Poème du jour (Nouvelle série) no 5 : Pénombre par :Patricia Laranco – poétesse mauricienne résidant à Paris :Mohamed salah Ben Amor

Patricia Laranco

Autour de moi, je sens l’espace de l’été,
je le sens qui s’étend jusqu’à n’en plus pouvoir,
je le sens qui immerge tout dans son azur,
dans sa fine écume qui va toujours plus loin.
Tant verticalement qu’horizontalement
je sens son expansion
vierge, ample, dilatée
où les cris des oiseaux (mouette, merle, pie, geai)
résonnent ici et là
comme issus
d’un clairon.

***

Moi, je ne bouge pas
étendue sur le lit
dans l’air gris, caressant
de la pénombre claire –
je n’en ai nul besoin,
je sens –
c’est ce qui compte. « 

**

PL
le 28 mai 2017, 9h 00
à Paris.

 

Commentaire de Mohamed Salah Ben Amor:

Le noyau sémantique de ce court poème est construit sur la dualité de deux notions spatiales  :la première d‘entre elles  est immensément vaste englobant l’univers tout entier et a été présentée comme étant un « dehors » par rapport  à l’emplacement du Moi poétique qui est une locutrice  et la seconde est très exigüe : le lieu où se trouve cette locutrice au moment de l’énonciation et qui a l’air d’être une chambre à coucher  (Moi, je ne bouge pas/étendue sur le lit).
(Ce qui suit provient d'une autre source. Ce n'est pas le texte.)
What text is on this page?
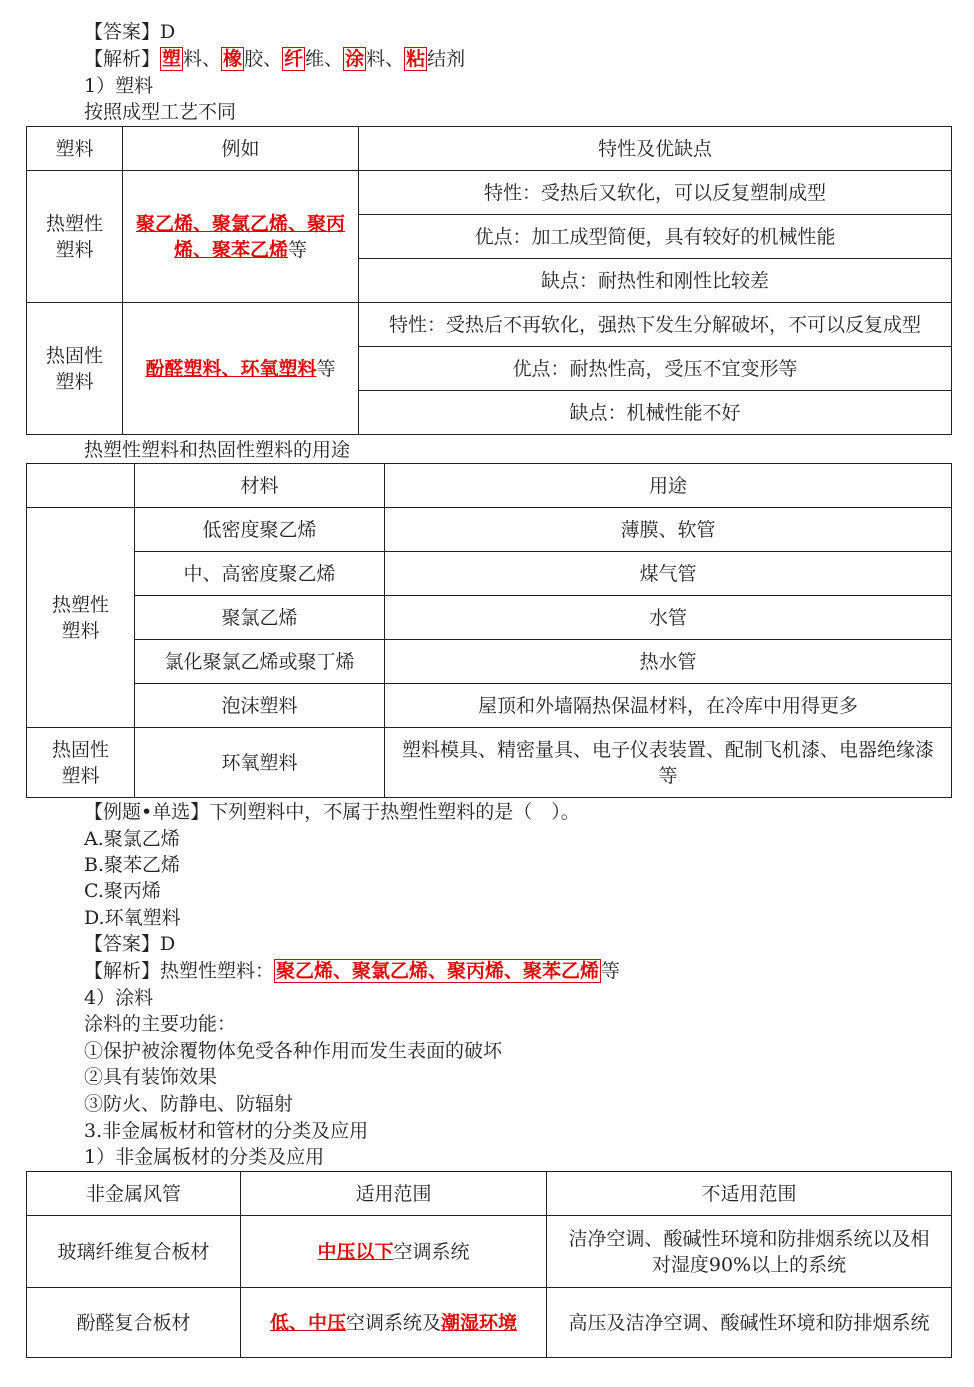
【答案】D
【解析】 塑 料、 橡 胶、 纤 维、 涂 料、 粘 结剂
1）塑料
按照成型工艺不同
塑料	例如	特性及优缺点
热塑性塑料	聚乙烯、聚氯乙烯、聚丙烯、聚苯乙烯等	特性：受热后又软化，可以反复塑制成型
		优点：加工成型简便，具有较好的机械性能
		缺点：耐热性和刚性比较差
热固性塑料	酚醛塑料、环氧塑料等	特性：受热后不再软化，强热下发生分解破坏，不可以反复成型
		优点：耐热性高，受压不宜变形等
		缺点：机械性能不好
热塑性塑料和热固性塑料的用途
	材料	用途
热塑性塑料	低密度聚乙烯	薄膜、软管
	中、高密度聚乙烯	煤气管
	聚氯乙烯	水管
	氯化聚氯乙烯或聚丁烯	热水管
	泡沫塑料	屋顶和外墙隔热保温材料，在冷库中用得更多
热固性塑料	环氧塑料	塑料模具、精密量具、电子仪表装置、配制飞机漆、电器绝缘漆等
【例题•单选】下列塑料中，不属于热塑性塑料的是（　）。
A.聚氯乙烯
B.聚苯乙烯
C.聚丙烯
D.环氧塑料
【答案】D
【解析】热塑性塑料： 聚乙烯、聚氯乙烯、聚丙烯、聚苯乙烯 等
4）涂料
涂料的主要功能：
①保护被涂覆物体免受各种作用而发生表面的破坏
②具有装饰效果
③防火、防静电、防辐射
3.非金属板材和管材的分类及应用
1）非金属板材的分类及应用
非金属风管	适用范围	不适用范围
玻璃纤维复合板材	中压以下空调系统	洁净空调、酸碱性环境和防排烟系统以及相对湿度90%以上的系统
酚醛复合板材	低、中压空调系统及潮湿环境	高压及洁净空调、酸碱性环境和防排烟系统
Mais ces deux espaces ne s’opposent pas uniquement du point de vue vastitude/ exigüité mais aussi sous quatre autres angles : celle de la visibilité : l’extérieur étant bien clair (immerge tout dans son azur,/dans sa fine écume)tandis que  l’intérieur est plongé dans la pénombre(Moi, je ne bouge pas/étendue sur le lit/dans l’air gris, caressant/de la pénombre claire), celle de la cinétique :le « dehors » est en plein mouvement(s’étend jusqu’à n’en plus pouvoir,/ immerge tout dans son azur,/ va toujours plus loin./Tant verticalement qu’horizontalement/
son expansion/ dilatée) alors que l’intérieur est immobile(je ne bouge pas), celle de l’ambiance :dans le premier lieu règne une atmosphère festive (immerge tout dans son azur,/dans sa fine écume – les cris des oiseaux/ (mouette, merle, pie, geai)/résonnent ici et là/comme issus/d’un clairon) tandis que dans l’autre tout est morne et terne au point où la locutrice qui s’y trouve ne trouve que très peu de mots pour le décrire.

L’accumulation de ces oppositions est loin d’être gratuite, car elles ont été mises en œuvre ensemble pour mettre en évidence l’attitude paradoxale de l’auteure à l’égard de l’été qui est de s’en passer complètement, ce qui laisse filtrer une âme non-soucieuse d’un accord quelconque avec l’environnement naturel et les changements climatiques qui s’y produisent  (je n’en ai nul besoin,/je sens -/c’est ce qui compte), une âme, si l’on veut, non-romantique bien qu’elle se complaise dans l’état de solitude totale  et dans la position d’observation qui lui permet de voir les mouvements et les changements les plus minimes qui ,se produisent dans l’univers tout entier .Nous avons donc affaire à une âme plutôt encline à aller au-delà de l’ici-maintenant dans l’espoir de percer le secret  de l’existence :c.à.d. une âme existentielle à préoccupations phénoménologiques .

Quand au style, il est comme d’habitude singulièrement  laronconien basé sur l’inédit , le surprenant et le déroutant, dans une langue à haute communicabilité épurée de tout mot savant ou barbarisme !.